No, it’s not really SQL. Its syntax resembles JSON. It returns a collection of JSON documents. But the Aggregation Framework addresses for MongoDB what many have found lacking in non-relational databases, the capability for ad hoc queries that SQL performs so well.
The Aggregation Framework provides a declarative syntax for creating query expressions. The declarative statements work together like piped commands on a UNIX shell. The statements very much resemble their SQL counterparts. There is a match statement to identify records for inclusion, a sort statement for sorting, and a group statement for grouping. Grouping supports all of the aggregation functions one would expect: average, first, minimum, maximum. And there are all of the string and date extraction statements similar to SQL.

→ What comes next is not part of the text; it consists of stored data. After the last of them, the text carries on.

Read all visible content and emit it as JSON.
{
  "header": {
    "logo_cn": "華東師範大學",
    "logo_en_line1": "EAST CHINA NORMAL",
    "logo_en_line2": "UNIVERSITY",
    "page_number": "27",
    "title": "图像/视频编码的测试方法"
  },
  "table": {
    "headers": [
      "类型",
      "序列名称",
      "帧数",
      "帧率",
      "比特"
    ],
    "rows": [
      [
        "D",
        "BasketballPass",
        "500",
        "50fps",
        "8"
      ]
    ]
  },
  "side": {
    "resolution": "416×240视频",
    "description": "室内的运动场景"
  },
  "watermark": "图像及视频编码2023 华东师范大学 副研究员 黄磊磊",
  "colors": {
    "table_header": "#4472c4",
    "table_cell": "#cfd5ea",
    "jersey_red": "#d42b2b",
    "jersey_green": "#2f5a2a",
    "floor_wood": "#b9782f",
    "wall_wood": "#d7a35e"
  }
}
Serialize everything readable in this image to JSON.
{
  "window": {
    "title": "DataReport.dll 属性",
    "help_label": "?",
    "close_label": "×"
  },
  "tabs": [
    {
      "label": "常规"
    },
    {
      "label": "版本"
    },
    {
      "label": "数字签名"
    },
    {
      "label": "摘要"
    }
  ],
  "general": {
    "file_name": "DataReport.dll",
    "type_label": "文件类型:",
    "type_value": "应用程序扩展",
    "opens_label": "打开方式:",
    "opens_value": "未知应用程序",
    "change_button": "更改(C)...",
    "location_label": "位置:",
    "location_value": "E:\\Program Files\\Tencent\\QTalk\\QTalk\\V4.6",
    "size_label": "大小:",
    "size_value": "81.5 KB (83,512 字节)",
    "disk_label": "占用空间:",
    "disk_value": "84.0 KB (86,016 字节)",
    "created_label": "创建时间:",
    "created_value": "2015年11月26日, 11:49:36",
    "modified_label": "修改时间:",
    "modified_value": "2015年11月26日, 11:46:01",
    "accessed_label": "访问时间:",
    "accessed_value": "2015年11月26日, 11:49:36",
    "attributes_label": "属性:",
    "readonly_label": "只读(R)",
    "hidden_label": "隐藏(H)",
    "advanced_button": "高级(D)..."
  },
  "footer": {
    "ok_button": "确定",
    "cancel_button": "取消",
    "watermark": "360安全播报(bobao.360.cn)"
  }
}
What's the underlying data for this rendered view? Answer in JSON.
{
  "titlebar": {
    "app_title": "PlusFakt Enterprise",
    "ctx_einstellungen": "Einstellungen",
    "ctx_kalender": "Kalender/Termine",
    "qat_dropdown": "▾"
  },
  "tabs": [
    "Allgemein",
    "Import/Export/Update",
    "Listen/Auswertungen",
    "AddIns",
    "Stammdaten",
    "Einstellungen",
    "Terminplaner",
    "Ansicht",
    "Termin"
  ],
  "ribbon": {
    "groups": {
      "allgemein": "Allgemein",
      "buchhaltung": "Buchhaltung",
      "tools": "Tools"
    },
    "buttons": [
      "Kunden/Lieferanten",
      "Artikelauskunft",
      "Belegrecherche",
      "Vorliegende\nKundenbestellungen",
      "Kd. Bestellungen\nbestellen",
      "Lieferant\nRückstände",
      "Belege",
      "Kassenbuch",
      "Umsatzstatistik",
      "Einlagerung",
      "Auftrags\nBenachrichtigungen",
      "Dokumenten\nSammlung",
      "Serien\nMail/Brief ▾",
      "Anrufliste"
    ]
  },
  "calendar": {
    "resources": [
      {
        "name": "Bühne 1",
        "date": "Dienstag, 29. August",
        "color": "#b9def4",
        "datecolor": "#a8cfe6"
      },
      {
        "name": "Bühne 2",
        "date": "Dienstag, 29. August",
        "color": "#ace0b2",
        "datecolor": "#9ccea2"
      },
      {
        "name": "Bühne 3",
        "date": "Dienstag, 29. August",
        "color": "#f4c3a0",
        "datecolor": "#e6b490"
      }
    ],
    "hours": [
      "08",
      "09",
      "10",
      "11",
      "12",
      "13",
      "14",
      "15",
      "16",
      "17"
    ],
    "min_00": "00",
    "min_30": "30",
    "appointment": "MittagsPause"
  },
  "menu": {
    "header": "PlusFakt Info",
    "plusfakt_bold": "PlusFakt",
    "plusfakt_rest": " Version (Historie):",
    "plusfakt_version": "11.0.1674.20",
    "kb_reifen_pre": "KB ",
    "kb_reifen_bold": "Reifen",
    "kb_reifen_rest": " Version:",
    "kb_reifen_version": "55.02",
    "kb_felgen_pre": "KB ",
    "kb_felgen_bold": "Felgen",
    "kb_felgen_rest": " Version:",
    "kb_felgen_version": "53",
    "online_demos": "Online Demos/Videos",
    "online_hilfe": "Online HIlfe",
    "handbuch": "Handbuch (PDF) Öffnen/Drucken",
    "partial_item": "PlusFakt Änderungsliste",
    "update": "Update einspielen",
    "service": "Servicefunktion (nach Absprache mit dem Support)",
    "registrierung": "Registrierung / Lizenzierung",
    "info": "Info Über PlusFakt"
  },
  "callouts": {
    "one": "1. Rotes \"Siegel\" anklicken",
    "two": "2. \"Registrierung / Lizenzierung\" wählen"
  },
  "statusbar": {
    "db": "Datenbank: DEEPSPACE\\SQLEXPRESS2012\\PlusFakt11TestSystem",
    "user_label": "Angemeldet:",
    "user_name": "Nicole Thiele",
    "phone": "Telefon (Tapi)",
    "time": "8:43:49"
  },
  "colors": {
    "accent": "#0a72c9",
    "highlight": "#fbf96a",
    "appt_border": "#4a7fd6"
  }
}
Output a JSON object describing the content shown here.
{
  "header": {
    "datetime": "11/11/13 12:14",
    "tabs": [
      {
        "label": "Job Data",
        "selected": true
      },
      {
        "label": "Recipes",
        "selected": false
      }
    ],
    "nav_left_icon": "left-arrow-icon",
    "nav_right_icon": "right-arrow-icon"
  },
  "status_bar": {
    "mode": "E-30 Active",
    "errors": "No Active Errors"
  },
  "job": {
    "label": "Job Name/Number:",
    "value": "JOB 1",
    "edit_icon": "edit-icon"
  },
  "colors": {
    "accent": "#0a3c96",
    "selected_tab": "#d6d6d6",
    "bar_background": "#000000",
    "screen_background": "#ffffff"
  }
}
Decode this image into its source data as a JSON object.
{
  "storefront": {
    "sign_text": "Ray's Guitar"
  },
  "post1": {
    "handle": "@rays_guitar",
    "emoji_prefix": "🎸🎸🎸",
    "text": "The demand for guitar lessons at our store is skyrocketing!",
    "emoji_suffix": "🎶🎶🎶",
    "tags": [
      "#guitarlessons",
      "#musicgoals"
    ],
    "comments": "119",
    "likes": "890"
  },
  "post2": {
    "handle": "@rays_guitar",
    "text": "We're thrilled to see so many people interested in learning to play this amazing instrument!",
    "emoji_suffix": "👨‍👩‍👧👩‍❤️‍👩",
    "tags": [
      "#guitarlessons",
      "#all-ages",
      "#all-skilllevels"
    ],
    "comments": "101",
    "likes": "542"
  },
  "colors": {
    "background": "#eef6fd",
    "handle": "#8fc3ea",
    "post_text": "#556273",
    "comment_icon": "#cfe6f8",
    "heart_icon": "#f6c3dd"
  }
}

I found the unwind statement particularly interesting. Unwind pulls out elements from an array. MongoDB documents are JSON objects, which may include a hierarchy of child objects, including arrays of objects. The unwind statement returns a copy of the parent document for each element within the child array, but instead of the entire array, each document displays only the value of one array element. The result looks much like you would expect from a SQL join.
The Aggregation Framework is not yet included in MongoDB, though it is targeted for inclusion in version 2.2 due out in March. Last night at the SF Bay MongoDB Meet-up, Chris Westin of 10gen gave a preview and demo to the crowd. For more information, see his slide deck at http://www.slideshare.net/cwestin63/mongodbs-new-aggregation-framework.
For any organization considering NoSQL databases, the Aggregation Framework will certainly ease the SQL to NoSQL transition.